9. - Combien l'homme est lent à se défaire de ses préjugés, de ses
habitudes, de ses idées premières ! Quarante siècles nous séparent de
Moïse, et notre génération chrétienne voit encore des traces des anciens
usages barbares consacrés, ou du moins approuvés par la religion
actuelle ! Il a fallu la puissance de l'opinion des non-orthodoxes,
de ceux qui sont regardés comme des hérétiques, pour mettre un terme
aux bûchers, et faire comprendre la véritable grandeur de Dieu. Mais, à
défaut des bûchers, les persécutions matérielles et morales sont encore
en pleine vigueur, tant l'idée d'un Dieu cruel est enracinée en l'homme.
Nourri dans des sentiments qui lui sont inculqués dès l'enfance,
l'homme peut-il s'étonner que le Dieu qu'on lui présente comme honoré
par des actes barbares condamne à des tortures éternelles, et voie sans
pitié les souffrances des damnés ?
Oui, ce sont des
philosophes, des impies, selon quelques-uns, qui ont été scandalisés de
voir le nom de Dieu profané par des actes indignes de lui ; ce sont eux
qui l'ont montré aux hommes dans toute sa grandeur, en le dépouillant
des passions et des petitesses humaines que lui prêtait une croyance non
éclairée.

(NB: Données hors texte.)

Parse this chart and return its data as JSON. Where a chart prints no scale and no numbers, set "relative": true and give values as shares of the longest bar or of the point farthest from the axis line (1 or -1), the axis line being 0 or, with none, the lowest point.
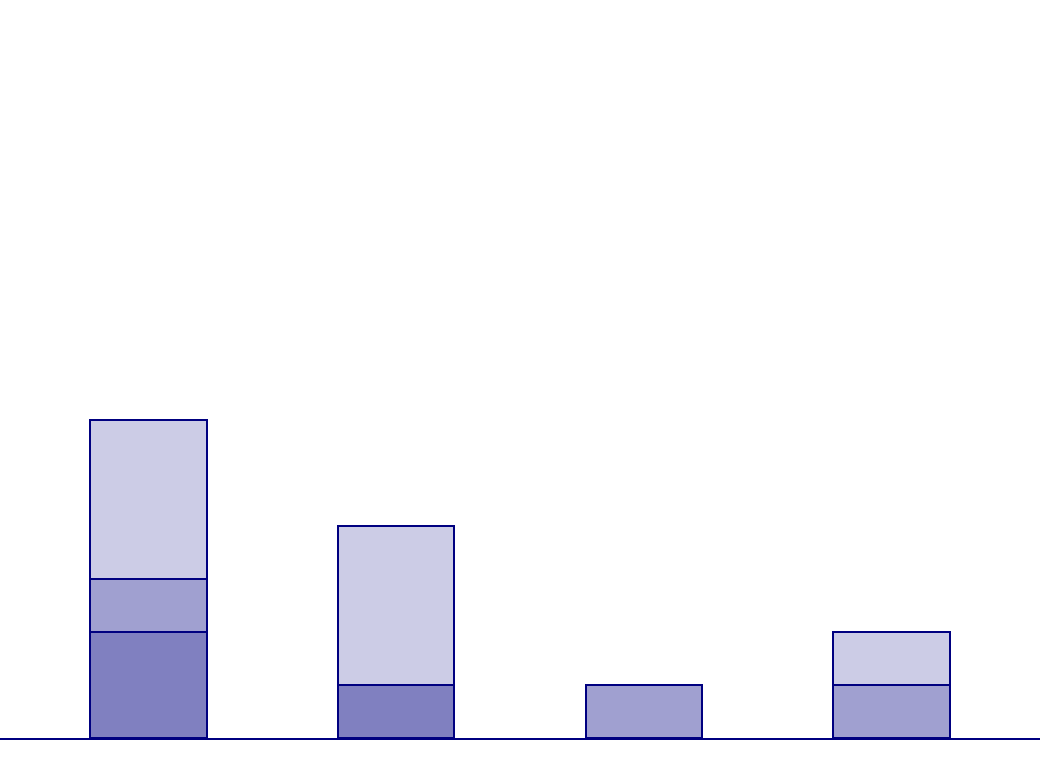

La religion y a gagné en dignité ce qu'elle a perdu en
prestige extérieur ; car s'il y a moins d'hommes attachés à la forme, il
y en a davantage qui sont plus sincèrement religieux par le coeur et
les sentiments.
Mais, à côté de ceux-là, combien en est-il qui,
s'arrêtant à la surface, ont été conduits à la négation de toute
providence ! Faute d'avoir su mettre à propos
les croyances religieuses en harmonie avec le progrès de la raison
humaine, on a fait naître chez les uns le déisme, chez d'autres
l'incrédulité absolue, chez d'autres le panthéisme, c'est-à-dire que
l'homme s'est fait lui-même dieu, faute d'en voir un assez parfait.